Aqueles que votam em Tiririca pela piada podiam ficar por aí bancando os engraçadões e depois votar em qualquer outro candidato, já que o voto é secreto e ninguém vai ficar querendo confirmar se eles levaram ou não a piada ao extremo da urna. Quanto a esses não há muito o que ser dito. Simplesmente não têm interesse pelo processo. Já os que votam pelo “inusitado” até que ganham um pouco do meu respeito, simplesmente por não acharem que uma profissão como a de palhaço possa se constituir em empecilho para a carreira pública, mas o perdem ao corroborar o bordão desatualizado da campanha.
O que grande parcela do eleitorado de Tiririca e os críticos “presunçosos” têm ignorado é que ainda que a campanha (que ganhou comentário no blog do Washington Post) mostrasse o Tiririca, quem foi eleito foi Francisco Everaldo Oliveira e Silva: um homem de origem humilde, vindo da região mais pobre do país, com experiência de causa em problemas sociais, e que também é um emergente e sabe o peso da influência de ricos e poderosos na política, ainda por cima tem traquejo público, e que agora eleito arrastará mais 4 ou 5 candidatos para a bancada do governo. Mas acima de tudo é um cidadão brasileiro como qualquer outro, que pode votar e ser votado (desde que comprove que não é analfabeto, porque aí a discussão é outra, mais técnica).
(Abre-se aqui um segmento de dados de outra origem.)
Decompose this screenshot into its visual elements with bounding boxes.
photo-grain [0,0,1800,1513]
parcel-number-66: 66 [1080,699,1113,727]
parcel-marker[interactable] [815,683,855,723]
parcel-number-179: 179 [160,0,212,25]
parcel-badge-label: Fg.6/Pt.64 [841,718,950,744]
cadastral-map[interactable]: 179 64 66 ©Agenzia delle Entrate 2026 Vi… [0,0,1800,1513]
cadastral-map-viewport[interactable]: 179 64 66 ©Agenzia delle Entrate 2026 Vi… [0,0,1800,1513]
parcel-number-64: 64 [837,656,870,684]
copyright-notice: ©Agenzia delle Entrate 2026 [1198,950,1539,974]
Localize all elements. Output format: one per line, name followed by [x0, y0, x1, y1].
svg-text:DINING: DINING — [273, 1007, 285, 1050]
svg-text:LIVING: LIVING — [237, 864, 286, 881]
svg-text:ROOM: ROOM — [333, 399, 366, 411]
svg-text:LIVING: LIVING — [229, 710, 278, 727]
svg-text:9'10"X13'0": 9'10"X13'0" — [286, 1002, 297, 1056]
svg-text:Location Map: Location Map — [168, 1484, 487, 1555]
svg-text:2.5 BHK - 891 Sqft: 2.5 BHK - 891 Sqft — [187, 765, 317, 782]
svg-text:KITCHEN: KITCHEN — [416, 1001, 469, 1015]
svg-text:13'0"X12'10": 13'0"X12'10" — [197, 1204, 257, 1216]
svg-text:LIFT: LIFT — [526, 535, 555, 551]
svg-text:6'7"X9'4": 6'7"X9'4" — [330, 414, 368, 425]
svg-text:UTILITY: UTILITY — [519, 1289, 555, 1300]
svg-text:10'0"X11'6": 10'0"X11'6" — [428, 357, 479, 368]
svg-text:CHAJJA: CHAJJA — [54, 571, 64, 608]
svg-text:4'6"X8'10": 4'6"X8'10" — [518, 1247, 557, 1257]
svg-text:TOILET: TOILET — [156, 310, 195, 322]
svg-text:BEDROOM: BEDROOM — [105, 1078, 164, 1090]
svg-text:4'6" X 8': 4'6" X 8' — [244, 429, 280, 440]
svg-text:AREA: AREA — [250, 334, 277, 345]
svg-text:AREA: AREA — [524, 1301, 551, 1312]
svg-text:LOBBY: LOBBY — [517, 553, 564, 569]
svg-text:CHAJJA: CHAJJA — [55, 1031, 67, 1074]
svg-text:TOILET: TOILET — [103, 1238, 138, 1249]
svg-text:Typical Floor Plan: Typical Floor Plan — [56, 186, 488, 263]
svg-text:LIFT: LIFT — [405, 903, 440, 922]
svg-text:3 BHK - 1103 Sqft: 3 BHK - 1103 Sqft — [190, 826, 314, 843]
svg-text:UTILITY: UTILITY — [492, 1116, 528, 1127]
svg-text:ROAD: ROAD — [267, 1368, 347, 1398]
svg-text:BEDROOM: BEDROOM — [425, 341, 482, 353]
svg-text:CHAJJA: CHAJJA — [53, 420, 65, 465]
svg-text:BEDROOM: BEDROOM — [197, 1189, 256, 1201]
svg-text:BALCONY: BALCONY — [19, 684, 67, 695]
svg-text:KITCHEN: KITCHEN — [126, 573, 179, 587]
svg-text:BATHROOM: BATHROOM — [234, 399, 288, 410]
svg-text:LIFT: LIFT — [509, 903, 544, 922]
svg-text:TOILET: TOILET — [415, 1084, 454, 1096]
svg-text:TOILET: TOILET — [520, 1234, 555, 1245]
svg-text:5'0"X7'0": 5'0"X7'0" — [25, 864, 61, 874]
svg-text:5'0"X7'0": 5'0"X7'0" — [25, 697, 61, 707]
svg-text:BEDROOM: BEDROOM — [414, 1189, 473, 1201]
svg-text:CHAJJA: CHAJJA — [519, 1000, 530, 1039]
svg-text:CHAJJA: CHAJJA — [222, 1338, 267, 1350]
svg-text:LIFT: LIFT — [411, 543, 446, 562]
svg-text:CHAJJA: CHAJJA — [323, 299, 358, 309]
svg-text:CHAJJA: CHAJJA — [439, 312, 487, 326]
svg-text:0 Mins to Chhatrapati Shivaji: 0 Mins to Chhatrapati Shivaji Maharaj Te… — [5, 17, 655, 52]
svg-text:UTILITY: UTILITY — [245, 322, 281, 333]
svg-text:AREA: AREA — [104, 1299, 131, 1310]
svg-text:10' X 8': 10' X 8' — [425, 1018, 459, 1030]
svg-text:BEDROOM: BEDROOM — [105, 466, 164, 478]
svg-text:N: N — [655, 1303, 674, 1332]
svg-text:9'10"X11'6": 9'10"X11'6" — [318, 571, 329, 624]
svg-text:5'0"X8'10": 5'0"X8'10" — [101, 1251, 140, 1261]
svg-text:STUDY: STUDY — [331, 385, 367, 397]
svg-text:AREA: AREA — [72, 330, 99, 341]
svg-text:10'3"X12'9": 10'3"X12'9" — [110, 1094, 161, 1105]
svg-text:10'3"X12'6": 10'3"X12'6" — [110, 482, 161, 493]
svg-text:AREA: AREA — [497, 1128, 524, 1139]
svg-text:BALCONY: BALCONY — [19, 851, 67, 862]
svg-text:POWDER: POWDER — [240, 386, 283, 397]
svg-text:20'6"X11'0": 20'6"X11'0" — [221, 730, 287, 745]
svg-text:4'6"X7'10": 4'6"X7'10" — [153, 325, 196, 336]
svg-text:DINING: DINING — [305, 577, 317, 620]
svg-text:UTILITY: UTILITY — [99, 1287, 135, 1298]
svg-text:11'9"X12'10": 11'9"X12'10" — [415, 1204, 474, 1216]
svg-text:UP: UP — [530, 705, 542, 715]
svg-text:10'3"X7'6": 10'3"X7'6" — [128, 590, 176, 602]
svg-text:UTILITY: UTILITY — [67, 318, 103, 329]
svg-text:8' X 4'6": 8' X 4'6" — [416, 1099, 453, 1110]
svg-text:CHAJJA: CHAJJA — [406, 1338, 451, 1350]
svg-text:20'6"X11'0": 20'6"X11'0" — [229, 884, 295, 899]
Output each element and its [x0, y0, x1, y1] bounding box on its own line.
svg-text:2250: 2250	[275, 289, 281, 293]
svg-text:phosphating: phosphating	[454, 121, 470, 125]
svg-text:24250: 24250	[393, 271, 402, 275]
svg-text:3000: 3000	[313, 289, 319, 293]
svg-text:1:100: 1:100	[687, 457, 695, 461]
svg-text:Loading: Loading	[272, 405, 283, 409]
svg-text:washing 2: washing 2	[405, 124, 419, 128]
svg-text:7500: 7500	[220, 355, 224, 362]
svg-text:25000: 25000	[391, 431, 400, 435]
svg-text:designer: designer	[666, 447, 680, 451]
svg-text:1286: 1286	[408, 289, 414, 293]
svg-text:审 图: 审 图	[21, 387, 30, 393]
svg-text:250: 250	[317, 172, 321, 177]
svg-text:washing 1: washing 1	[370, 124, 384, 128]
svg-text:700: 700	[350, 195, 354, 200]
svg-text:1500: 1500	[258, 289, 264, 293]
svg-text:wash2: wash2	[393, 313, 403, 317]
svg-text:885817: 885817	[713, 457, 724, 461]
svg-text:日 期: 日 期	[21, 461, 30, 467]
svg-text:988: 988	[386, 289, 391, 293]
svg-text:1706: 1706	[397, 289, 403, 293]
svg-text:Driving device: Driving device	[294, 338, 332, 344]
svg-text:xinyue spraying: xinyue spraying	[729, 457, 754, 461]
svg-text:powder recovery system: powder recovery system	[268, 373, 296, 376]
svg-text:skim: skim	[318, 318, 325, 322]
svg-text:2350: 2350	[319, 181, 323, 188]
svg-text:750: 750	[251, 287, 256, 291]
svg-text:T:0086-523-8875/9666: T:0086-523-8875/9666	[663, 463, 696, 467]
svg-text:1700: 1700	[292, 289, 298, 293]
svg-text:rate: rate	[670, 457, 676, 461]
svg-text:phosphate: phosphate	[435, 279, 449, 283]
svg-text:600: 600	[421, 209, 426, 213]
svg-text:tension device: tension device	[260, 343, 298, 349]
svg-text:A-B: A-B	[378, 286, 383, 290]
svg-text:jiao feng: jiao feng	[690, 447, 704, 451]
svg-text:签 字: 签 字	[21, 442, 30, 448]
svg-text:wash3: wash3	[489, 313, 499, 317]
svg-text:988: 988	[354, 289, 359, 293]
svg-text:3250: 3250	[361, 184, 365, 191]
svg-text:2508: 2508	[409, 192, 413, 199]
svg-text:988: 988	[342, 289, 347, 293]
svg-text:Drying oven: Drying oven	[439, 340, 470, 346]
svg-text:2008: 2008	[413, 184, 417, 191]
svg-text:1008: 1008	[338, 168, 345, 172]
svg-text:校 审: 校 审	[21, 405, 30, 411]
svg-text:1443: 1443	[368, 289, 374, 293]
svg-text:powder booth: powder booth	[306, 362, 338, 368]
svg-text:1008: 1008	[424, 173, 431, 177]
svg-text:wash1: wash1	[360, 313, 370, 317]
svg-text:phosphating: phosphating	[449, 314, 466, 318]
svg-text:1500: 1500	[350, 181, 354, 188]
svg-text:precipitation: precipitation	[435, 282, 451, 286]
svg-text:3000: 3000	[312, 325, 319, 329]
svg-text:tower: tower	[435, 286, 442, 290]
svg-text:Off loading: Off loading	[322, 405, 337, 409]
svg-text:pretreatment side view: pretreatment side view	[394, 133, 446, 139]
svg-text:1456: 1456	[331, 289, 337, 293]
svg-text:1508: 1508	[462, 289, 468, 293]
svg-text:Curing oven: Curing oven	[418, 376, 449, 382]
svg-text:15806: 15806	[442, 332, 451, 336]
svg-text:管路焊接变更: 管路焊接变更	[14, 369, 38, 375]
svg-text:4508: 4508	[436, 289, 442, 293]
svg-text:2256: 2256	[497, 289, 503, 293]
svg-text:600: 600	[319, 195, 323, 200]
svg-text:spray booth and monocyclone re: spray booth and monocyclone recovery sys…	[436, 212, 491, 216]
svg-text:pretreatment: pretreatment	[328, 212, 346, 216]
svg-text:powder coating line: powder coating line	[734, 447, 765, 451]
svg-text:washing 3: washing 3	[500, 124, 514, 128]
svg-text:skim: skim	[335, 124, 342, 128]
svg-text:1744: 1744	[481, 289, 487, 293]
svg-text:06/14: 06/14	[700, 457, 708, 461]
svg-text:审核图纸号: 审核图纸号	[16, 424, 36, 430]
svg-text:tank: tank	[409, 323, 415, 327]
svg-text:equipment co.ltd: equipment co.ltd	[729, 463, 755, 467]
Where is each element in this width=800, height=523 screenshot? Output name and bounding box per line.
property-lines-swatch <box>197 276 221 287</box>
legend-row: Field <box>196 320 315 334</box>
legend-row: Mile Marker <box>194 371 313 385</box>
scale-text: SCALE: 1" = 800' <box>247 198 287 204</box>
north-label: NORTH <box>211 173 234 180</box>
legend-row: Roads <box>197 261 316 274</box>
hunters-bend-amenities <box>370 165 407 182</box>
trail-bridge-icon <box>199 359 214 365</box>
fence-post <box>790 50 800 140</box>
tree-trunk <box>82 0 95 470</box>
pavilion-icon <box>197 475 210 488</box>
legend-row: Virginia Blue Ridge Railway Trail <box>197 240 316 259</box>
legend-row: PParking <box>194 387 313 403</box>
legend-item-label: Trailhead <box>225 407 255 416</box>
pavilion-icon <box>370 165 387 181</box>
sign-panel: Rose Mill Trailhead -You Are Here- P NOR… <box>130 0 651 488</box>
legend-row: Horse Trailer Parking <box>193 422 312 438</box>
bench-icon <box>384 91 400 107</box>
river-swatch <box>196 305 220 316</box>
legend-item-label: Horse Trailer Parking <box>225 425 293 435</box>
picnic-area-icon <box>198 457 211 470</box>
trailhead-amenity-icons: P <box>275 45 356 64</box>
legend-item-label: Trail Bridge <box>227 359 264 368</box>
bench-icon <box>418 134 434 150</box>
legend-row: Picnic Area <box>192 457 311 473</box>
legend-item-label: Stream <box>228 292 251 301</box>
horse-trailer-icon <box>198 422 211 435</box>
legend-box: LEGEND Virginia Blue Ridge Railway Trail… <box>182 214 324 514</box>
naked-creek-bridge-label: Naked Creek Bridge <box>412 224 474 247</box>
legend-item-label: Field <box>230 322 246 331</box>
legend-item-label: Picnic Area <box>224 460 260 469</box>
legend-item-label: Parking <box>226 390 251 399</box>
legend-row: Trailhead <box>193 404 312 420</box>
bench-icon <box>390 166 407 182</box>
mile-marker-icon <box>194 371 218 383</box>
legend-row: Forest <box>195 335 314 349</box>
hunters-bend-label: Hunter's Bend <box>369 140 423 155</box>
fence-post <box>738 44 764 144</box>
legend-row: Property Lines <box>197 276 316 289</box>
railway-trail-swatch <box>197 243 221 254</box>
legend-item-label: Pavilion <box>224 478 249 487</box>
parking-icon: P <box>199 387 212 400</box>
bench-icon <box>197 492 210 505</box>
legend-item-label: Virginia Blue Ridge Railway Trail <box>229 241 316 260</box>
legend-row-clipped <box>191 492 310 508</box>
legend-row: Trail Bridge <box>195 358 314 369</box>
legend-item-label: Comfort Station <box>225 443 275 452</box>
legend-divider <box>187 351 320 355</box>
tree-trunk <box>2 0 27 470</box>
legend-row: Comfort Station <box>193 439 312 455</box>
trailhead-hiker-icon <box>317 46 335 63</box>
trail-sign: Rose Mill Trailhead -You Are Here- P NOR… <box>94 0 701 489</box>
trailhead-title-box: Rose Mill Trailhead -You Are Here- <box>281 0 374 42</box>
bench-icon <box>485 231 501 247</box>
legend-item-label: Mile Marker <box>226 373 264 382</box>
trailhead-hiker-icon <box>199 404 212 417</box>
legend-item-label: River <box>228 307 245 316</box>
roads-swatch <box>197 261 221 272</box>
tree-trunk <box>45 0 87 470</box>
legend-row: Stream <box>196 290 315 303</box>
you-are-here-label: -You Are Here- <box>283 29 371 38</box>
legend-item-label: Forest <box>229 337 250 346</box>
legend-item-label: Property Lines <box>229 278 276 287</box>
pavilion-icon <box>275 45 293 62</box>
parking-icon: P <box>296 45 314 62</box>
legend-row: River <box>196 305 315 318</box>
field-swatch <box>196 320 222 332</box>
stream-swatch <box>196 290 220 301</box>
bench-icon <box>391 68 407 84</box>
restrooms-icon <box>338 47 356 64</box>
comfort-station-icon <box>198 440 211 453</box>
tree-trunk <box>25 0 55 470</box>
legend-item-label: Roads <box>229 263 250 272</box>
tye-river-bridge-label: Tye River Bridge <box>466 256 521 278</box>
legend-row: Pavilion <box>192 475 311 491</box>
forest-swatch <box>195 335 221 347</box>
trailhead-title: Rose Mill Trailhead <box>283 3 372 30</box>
É sabido que há uma linha tênue, que hoje é muito mais difícil de ser notada, que separa o proletariado do sub-proletariado: sua capacidade de organização política e reivindicação democrática, o que poderia se estender a compreender quem é de fato o candidato e quais os impactos reais de sua eleição, saber dissociar o personagem da pessoa e ter consciência de que nossa legislação é bem menos preconceituosa do que nossa sociedade. E nesse caso tanto os eleitores de Tiririca quanto seus críticos sofrem do mesmo mal: o apego inocente a uma imagem que não condiz com a realidade.